Saat diminta penjelasan lebih lanjut mengenai perkara yang menjerat hakim tersebut, Fitroh mengungkapkan bahwa OTT ini berkaitan dengan dugaan suap dalam penanganan perkara. Ia memastikan operasi ini merupakan OTT keenam yang dilakukan KPK sepanjang tahun 2026.

“Ya, ini terkait dugaan suap perkara,” ujarnya.

Sesuai ketentuan Kitab Undang-Undang Hukum Acara Pidana (KUHAP), KPK memiliki waktu 1x24 jam untuk menentukan status hukum pihak-pihak yang diamankan dalam operasi tersebut, termasuk kemungkinan penetapan tersangka.

Sepanjang awal 2026, KPK terbilang aktif menggelar OTT. Operasi pertama dilakukan pada 9–10 Januari 2026 dengan menangkap delapan orang terkait dugaan suap pemeriksaan pajak di Kantor Pelayanan Pajak (KPP) Madya Jakarta Utara, Direktorat Jenderal Pajak Kementerian Keuangan, untuk periode 2021–2026.

OTT kedua digelar pada 19 Januari 2026, yang berujung pada penangkapan Wali Kota Madiun, Maidi.

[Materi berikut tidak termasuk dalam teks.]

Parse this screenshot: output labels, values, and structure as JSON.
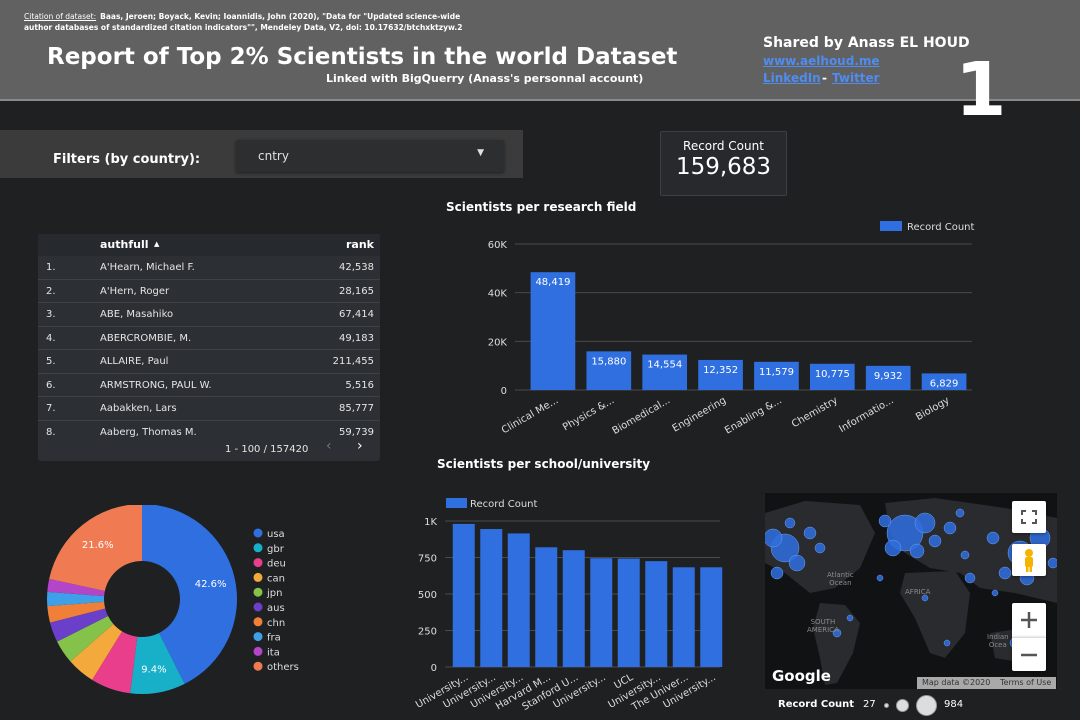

Sehari kemudian, KPK mengumumkan Maidi sebagai tersangka dugaan korupsi berupa pemerasan dengan modus imbalan proyek, dana CSR, serta gratifikasi lainnya di lingkungan Pemerintah Kota Madiun, Jawa Timur.

Pada hari yang sama, KPK juga melakukan OTT ketiga dengan menangkap Bupati Pati, Sudewo. Ia kemudian ditetapkan sebagai tersangka dugaan pemerasan dalam pengisian jabatan perangkat desa di Kabupaten Pati, Jawa Tengah.

Selanjutnya, OTT keempat dilakukan pada 4 Februari 2026 di lingkungan KPP Madya Banjarmasin, Kalimantan Selatan, terkait dugaan korupsi dalam proses restitusi pajak.

Masih di tanggal yang sama, KPK mengungkap OTT kelima yang berkaitan dengan dugaan korupsi importasi barang. Salah satu pihak yang diamankan adalah Rizal, mantan Direktur Penindakan dan Penyidikan Direktorat Jenderal Bea dan Cukai Kementerian Keuangan, yang kini menjabat sebagai Kepala Kanwil DJBC Sumatera Bagian Barat.

Dengan bertambahnya OTT keenam ini, KPK menegaskan komitmennya untuk terus memberantas praktik korupsi, termasuk di sektor penegakan hukum.